Eine Entscheidung darüber könnte noch vor Weihnachten fallen. (…)
Wir müssen die Terrormiliz militärisch bezwingen. Wir müssen ihre Finanzquellen austrocknen. Und wir müssen ihre unerträgliche Propaganda entlarven.

wobei die Frage offen bleibt, ob nur Bild den Begriff Einsatz gebraucht hat – oder ob er von der Ministerin stammt.

Nun ist Planung der Ausbildungsmission selbst kein neues Thema, die hatte von der Leyen schon vor Wochen angekündigt. Und nach einer Erkundungsmission von Spezialisten aus Auswärtigem Amt und Verteidigungsministerium geht es offensichtlich nur noch um das Wie, nicht grundsätzlich um das Ob: Dass Bundeswehrsoldaten gemeinsam mit Verbündeten aus der US-geführten Koalition gegen die islamistischen Terrormilizen ISIS kurdische Kämpfer ausbilden sollen, scheint beschlossene Sache.

Allerdings: Bislang muss die Bundesregierung daran interessiert sein, diese Mission unterhalb der Schwelle eines bewaffneten Einsatzes zu halten und die Notwendigkeit einer Bundestags-Zustimmung zu vermeiden. Denn dann käme nicht nur die Frage auf, ob ein solcher neuer Einsatz einen breiten politischen Rückhalt im Parlament hat. Sondern schon vorher eine ganz grundsätzliche Frage: Was wäre eigentlich die rechtliche Grundlage für einen solchen Einsatz? Denn für den Kampf gegen ISIS fehlt eine wichtige Voraussetzung, die Entsendung deutscher Soldaten im Rahmen und nach den Regeln eines Systems gegenseitiger kollektiver Sicherheit im Sinne des Artikels 24 Absatz 2 des Grundgesetzes. Weder Vereinte Nationen noch NATO noch EU führen die Mission, sondern eben nur die, pardon, Koalition der Willigen. Kein System kollektiver Sicherheit nach GG 24,2.
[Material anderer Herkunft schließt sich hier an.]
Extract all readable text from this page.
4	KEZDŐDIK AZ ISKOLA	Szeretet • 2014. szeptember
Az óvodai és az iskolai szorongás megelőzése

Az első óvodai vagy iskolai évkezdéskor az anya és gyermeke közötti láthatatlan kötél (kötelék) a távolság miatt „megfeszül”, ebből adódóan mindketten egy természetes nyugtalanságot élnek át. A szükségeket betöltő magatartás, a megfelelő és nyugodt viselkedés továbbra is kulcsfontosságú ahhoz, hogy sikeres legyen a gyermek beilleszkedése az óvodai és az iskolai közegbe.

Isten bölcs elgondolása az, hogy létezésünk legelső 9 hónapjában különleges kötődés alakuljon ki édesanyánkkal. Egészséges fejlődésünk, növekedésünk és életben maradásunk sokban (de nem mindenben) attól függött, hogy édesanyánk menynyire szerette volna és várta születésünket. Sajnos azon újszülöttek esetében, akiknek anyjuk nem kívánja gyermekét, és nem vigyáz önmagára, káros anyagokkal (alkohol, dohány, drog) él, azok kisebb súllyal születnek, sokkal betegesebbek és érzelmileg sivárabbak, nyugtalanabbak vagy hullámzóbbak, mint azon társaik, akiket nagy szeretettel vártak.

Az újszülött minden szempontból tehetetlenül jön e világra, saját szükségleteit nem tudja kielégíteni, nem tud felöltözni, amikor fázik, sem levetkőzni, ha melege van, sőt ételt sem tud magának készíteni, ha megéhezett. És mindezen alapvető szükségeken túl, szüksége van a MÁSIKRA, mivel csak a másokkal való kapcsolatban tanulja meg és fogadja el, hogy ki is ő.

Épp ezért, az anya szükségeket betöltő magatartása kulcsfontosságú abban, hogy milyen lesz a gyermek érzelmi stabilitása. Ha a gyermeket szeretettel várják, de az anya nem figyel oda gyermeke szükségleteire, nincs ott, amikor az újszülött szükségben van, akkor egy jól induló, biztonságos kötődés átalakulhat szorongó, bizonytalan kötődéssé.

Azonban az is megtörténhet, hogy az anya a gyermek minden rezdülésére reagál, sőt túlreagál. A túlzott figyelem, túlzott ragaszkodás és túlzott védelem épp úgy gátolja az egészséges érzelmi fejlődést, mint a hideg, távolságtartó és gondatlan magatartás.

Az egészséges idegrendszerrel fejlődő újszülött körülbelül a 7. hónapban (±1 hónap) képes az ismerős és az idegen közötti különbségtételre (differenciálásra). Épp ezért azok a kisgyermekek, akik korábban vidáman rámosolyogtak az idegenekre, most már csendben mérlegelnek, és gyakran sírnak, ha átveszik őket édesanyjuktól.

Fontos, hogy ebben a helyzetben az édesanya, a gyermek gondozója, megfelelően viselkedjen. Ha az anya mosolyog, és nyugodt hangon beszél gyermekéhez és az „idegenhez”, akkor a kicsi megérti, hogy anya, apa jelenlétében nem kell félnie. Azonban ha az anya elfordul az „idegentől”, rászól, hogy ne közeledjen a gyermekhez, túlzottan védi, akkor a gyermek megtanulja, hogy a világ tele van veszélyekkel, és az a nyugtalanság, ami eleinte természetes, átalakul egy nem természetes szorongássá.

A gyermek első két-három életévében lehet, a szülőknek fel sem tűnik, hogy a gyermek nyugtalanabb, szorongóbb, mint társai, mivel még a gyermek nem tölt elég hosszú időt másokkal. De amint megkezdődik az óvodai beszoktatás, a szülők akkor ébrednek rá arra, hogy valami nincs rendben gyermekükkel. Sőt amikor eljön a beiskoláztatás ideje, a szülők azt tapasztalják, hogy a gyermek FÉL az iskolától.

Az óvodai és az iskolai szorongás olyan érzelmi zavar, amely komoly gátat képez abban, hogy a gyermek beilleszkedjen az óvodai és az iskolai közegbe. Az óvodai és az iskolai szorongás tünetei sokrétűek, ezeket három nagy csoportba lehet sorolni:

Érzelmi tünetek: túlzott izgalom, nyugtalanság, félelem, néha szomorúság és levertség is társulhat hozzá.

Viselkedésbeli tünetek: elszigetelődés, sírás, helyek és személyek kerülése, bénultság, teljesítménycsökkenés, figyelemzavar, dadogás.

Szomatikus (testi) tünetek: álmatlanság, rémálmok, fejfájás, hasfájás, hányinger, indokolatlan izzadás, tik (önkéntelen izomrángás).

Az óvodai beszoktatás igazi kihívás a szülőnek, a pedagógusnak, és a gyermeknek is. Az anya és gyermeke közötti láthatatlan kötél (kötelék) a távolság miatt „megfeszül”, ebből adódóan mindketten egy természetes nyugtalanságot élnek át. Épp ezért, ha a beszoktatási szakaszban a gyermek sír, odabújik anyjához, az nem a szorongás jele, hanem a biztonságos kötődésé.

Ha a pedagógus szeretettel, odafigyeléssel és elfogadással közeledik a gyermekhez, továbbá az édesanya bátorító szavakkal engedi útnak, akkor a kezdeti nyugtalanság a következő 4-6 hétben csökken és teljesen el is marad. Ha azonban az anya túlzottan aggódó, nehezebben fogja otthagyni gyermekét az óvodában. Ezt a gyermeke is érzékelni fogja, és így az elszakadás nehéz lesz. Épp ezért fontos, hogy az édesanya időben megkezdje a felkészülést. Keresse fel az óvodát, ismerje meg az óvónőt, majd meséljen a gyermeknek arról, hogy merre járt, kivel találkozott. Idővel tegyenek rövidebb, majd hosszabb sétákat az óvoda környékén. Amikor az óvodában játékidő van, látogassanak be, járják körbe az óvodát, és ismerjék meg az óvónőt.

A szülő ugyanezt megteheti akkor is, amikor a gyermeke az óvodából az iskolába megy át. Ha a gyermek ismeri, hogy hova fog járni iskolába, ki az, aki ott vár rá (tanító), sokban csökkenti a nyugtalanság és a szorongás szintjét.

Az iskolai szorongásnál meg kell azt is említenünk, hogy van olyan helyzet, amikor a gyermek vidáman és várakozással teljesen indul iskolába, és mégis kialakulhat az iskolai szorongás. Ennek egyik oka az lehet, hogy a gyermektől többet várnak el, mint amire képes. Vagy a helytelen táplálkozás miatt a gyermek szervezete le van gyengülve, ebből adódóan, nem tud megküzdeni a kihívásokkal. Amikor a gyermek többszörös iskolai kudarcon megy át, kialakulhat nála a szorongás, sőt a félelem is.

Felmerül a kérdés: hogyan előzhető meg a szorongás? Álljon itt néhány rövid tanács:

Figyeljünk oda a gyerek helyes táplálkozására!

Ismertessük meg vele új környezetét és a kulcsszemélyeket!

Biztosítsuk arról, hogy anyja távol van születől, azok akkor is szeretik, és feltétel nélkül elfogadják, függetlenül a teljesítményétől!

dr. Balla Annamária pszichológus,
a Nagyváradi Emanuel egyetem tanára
Also gibt’s drei Möglichkeiten: Keine Ausbildungsmission; eine Ausbildungsmission, bei der auch nur der Anschein der Einbeziehung in eine bewaffnete Unternehmung vermieden wird – oder doch ein NATO-Engagement. Letzteres, so ist zu hören, möchte das SPD-geführte Auswärtige Amt um jeden Preis vermeiden. Denn ein NATO-Einsatz gegen ISIS würde vielleicht dann doch mehr deutsche Beteiligung erfordern als Ausbilder. Obwohl: Was meint eigentlich die Verteidigungsministerin, wenn sie sagt: Wir müssen die Terrormiliz militärisch bezwingen?

Nachtrag 8. Dezember: Das komplette Interview ist jetzt auf der Webseite der Bundesregierung eingestellt. (Interessanterweise ohne das vorangestellte Zitat Ich will keinen Tag missen. Aber das waren die härtesten zwölf Monate meines Lebens)

Nachtrag 2: Die Frageversuche in der heutigen Bundespressekonferenz zu diesem Thema, mit Aussagen von Oberfeldarzt Angelika Niggemeier-Groben für das Verteidigungsministerium und Sawsan Chebli für das Auswärtige Amt:

Frage: Ich habe eine Frage an das BMVg und gegebenenfalls an das Auswärtige Amt. Die Verteidigungsministerin hat am Wochenende in einem Interview gesagt, dass die Mission im Irak noch vor Weihnachten beschlossen werden könnte. Dazu können Sie, Frau Oberfeldarzt, uns sicherlich ein paar Details nennen.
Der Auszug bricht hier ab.